Cancer immunotherapy has focused on inhibitors of checkpoint proteins, such as Programmed Death Ligand 1 (PD-L1). Unlike RAS-mutated lung cancers, EGFR mutant tumors have generally low response to immunotherapy. Because treatment outcomes vary by EGFR allele, we assumed that intrinsic and microenvironmental factors are involved.

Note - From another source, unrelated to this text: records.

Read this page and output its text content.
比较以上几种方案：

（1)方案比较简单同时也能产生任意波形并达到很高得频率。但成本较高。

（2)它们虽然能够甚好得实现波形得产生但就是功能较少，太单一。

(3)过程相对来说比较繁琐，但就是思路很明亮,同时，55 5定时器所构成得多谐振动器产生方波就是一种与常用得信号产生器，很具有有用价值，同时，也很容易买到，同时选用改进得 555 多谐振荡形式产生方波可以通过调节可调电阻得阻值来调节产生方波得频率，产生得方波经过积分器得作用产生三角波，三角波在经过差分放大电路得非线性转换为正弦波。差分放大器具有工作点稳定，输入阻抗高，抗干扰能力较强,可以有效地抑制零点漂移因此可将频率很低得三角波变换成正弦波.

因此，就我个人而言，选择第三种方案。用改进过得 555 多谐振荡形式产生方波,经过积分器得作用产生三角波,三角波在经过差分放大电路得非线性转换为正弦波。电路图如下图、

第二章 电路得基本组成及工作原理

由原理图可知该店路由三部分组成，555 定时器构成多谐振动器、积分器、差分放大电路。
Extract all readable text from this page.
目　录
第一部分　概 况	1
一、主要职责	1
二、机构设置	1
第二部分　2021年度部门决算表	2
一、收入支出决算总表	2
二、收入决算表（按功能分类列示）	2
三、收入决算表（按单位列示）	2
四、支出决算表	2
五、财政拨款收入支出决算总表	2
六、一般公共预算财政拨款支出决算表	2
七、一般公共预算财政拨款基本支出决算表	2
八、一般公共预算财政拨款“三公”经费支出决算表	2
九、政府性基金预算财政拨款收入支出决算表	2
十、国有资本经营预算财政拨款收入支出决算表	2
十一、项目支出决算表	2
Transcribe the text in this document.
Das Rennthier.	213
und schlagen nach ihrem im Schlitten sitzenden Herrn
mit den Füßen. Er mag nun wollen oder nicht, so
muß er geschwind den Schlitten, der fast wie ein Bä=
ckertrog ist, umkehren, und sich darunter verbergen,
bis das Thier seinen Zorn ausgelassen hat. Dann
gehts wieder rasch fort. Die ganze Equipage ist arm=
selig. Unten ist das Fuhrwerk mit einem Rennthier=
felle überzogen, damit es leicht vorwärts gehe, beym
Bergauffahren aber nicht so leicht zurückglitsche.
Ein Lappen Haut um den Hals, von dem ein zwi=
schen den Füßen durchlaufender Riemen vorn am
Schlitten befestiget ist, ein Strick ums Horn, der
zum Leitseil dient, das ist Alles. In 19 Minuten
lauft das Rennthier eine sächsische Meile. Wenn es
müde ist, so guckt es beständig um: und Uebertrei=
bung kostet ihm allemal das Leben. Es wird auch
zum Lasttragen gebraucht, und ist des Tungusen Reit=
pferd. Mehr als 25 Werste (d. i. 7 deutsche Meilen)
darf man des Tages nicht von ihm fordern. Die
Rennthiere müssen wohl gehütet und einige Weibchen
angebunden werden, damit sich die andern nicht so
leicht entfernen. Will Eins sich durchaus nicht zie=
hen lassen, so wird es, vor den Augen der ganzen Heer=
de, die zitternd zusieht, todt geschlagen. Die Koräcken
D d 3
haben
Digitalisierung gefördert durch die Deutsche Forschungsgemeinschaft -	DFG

Among all non-immunological signaling pathways we surveyed in patients’ datasets, EGFR signaling best associated with high PD-L1. Correspondingly, active EGFRs stabilized PD-L1’s transcripts and depleting PD-L1 severely inhibited EGFR-driven tumorigenicity and metastasis in mice. The underlying mechanisms involve physical recruitment of an auto-inhibited phospholipase C-g1 (PLC-g1) to PD-L1, which enhances trans-phosphorylation by EGFR. Once activated, pPLC-g1 stimulates calcium flux, RHO GTPases and protein kinase C, thereby establishing an aggressive mesenchymal phenotype. We show that approved anti-PD-L1 antibodies can inhibit these intrinsic functions of PD-L1. Our results portray PD-L1 as a molecular amplifier of EGFR signaling and lay the foundation for understanding resistance of EGFR mutant tumors to immunotherapy.